The bass’s prominence in other musical genres has allowed Meyer to work such materials in a natural manner into his own compositions, which include two double bass concertos, double concertos for bass and violin or cello and many other works. While his principal motivation in composing was simply to compose, his focus on an instrument that lacks a huge body of masterworks has bulked up his own repertoire and provided other bassists with more choices.

“There’s a substantial void and it does give me something to play, gives me a chance to interact with a lot of wonderful musicians,” he said. “The bass has a serious need because we don’t have 27 Mozart concertos to rest on. And also you know, we don’t have the responsibility either. It’s a blank canvas.”

In a way that has forced Meyer to become a successor to the great piano and violin virtuosi of the 18th and 19th centuries, when performers were expected largely to play their own works, and if this yielded a lot of music that was flashy and trashy, it gave their performances a greater sense of personality, risk and excitement.

“It used to be common that composers performed their own music, and that’s the way a lot of the great composers that we think of from the past did that,” said Tom Knific, a classical and jazz bassist and composer who teaches at Western Michigan University, where Meyer will present a recital and master class in September.

“It’s not so common any more. And the fact that he’s doing that, I think, is part of the whole Renaissance ideal of the musician. He’ll compose across borders and then perform, completely credibly, at the highest level of the instrument in European classical music style.”

For Meyer’s Double Concerto, which will be heard at the University of Miami, he worked with Joshua Bell, one of our era’s most sought-after violin soloists, with whom he has been friends and musical partners for years. The collaboration began, as so many things do these days, with an email. “I asked if he wanted to do a double concerto with me,” Meyer said, “and he said yes.”

Reviews of the Double Concerto have been mixed.
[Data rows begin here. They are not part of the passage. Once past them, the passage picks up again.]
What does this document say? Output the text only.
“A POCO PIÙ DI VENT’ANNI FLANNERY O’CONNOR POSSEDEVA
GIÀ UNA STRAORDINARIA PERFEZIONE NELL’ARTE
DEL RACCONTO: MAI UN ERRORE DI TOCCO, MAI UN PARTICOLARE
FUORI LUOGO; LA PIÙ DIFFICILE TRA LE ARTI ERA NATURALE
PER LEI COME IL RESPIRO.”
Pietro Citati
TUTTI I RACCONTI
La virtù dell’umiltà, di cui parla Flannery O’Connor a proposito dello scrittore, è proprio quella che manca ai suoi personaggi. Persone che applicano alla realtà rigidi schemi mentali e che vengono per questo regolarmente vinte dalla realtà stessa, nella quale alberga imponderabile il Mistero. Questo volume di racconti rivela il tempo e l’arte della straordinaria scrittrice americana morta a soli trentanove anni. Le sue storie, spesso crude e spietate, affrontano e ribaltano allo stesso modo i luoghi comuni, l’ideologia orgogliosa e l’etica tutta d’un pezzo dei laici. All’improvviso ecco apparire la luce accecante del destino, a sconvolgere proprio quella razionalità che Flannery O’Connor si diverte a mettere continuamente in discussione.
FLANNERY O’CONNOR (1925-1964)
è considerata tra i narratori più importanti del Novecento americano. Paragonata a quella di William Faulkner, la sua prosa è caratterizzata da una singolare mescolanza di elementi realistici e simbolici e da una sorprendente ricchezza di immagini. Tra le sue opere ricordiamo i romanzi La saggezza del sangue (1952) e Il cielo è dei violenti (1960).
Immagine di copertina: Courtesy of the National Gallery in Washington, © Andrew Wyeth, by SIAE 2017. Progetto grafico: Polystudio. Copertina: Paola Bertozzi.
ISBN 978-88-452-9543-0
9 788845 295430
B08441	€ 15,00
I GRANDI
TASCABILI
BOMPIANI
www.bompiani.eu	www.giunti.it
The work was panned by the Boston Globe on its 2012 Tanglewood world premiere with the Boston Symphony, with the paper’s Jeremy Eichler calling it an “extremely thin” work consisting of “folk-flavored noodling and detached riffs for Bell” with a distant, modest accompaniment on the bass.
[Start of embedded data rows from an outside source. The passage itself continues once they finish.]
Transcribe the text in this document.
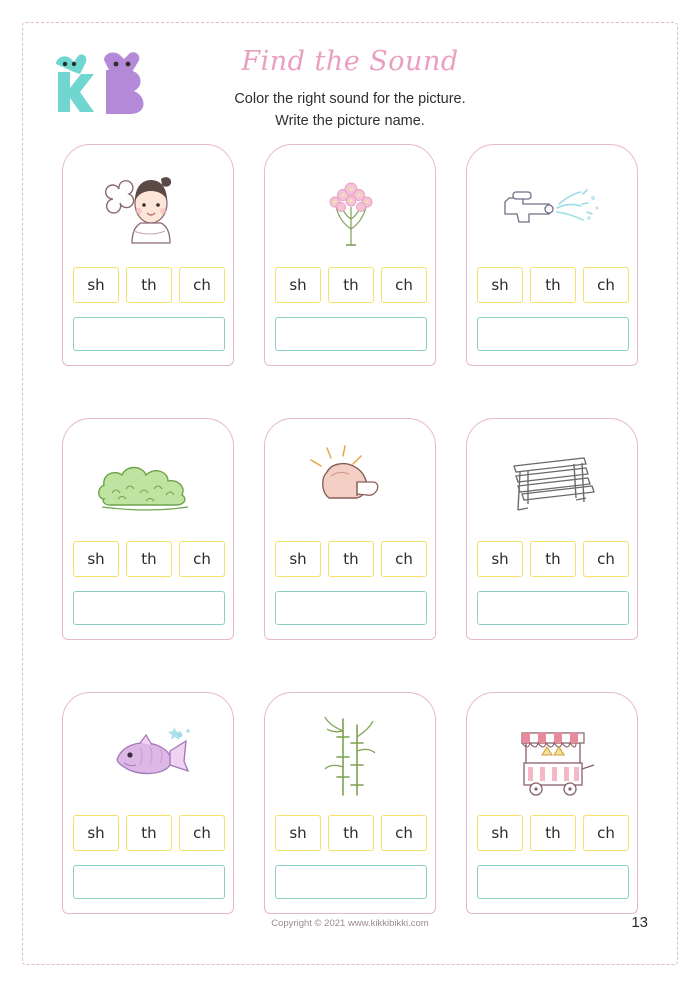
Find the Sound
Color the right sound for the picture.
Write the picture name.
sh	th	ch	sh	th	ch	sh	th	ch
sh	th	ch	sh	th	ch	sh	th	ch
sh	th	ch	sh	th	ch	sh	th	ch
Copyright © 2021 www.kikkibikki.com	13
Writing for The Classical Review, Andrew L. Pincus was more positive, writing that “the concerto is cast in a lyrical, basically tonal style that seems a throwback to the neo-romantic modernism of Samuel Barber.” And, in a review of a performance a week later at the Hollywood Bowl, Mark Swed of the Los Angeles Times, wrote that the Double Concerto offered “engaging melodic figures” and an “impressively seamless mix of bluegrassy funk and funk Indian rhythms.”
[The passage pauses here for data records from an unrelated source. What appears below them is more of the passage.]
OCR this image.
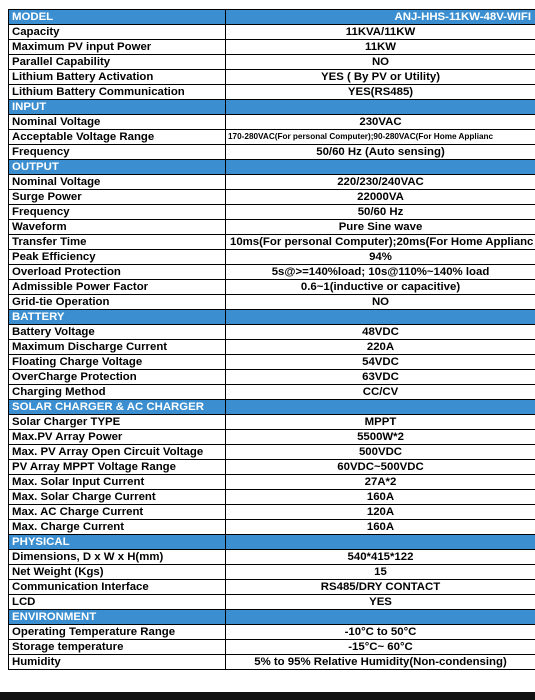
MODEL	ANJ-HHS-11KW-48V-WIFI
Capacity	11KVA/11KW
Maximum PV input Power	11KW
Parallel Capability	NO
Lithium Battery Activation	YES ( By PV or Utility)
Lithium Battery Communication	YES(RS485)
INPUT	
Nominal Voltage	230VAC
Acceptable Voltage Range	170-280VAC(For personal Computer);90-280VAC(For Home Applianc
Frequency	50/60 Hz (Auto sensing)
OUTPUT	
Nominal Voltage	220/230/240VAC
Surge Power	22000VA
Frequency	50/60 Hz
Waveform	Pure Sine wave
Transfer Time	10ms(For personal Computer);20ms(For Home Applianc
Peak Efficiency	94%
Overload Protection	5s@>=140%load; 10s@110%~140% load
Admissible Power Factor	0.6~1(inductive or capacitive)
Grid-tie Operation	NO
BATTERY	
Battery Voltage	48VDC
Maximum Discharge Current	220A
Floating Charge Voltage	54VDC
OverCharge Protection	63VDC
Charging Method	CC/CV
SOLAR CHARGER & AC CHARGER	
Solar Charger TYPE	MPPT
Max.PV Array Power	5500W*2
Max. PV Array Open Circuit Voltage	500VDC
PV Array MPPT Voltage Range	60VDC~500VDC
Max. Solar Input Current	27A*2
Max. Solar Charge Current	160A
Max. AC Charge Current	120A
Max. Charge Current	160A
PHYSICAL	
Dimensions, D x W x H(mm)	540*415*122
Net Weight (Kgs)	15
Communication Interface	RS485/DRY CONTACT
LCD	YES
ENVIRONMENT	
Operating Temperature Range	-10°C to 50°C
Storage temperature	-15°C~ 60°C
Humidity	5% to 95% Relative Humidity(Non-condensing)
Bell believes that Meyer possesses a real understanding of the violin’s capabilities. “He loves the violin as an instrument, and he likes to use the instrument’s singing qualities,” said the violinist.

“In the part he does allow me to sing with the instrument. One of the things I like about Edgar is that he’s not afraid to write tunes and write, you know, beautiful music. The slow movement in this piece is haunting and absolutely gorgeous without being trite, which is so difficult for a composer to do these days.”

Composing music for the violin came naturally to Meyer. Despite his involvement with the double bass, the violin played a big role in the development of his musical tastes from his early years, when his father would play recordings of the great violin concertos.

“He really loved the Beethoven and the Bach and Brahms violin concertos and had Heifetz and Oistrakh playing these things on Sunday mornings,” Meyer said. “There was a reverence that he had for that particular music that just kind of made it a little more central in my own subconscious. And I’ve had a kind of excitement of string concertos, an almost irrational one given the practicalities, but I love working with Josh and those two things just kind of meshed.”

Edgar Meyer and Joshua Bell perform Meyer’s Double Concerto 8 p.m. Oct. 4 with the Frost Symphony Orchestra and conductor Thomas Sleeper at Gusman Concert Hall. The concert will also include Tchaikovsky’s Symphony No. 5 and the world premiere of a concert march by Joel McNeely. festivalmiami.com, 305-284-4940

Aaron Keebaugh contributed to this story.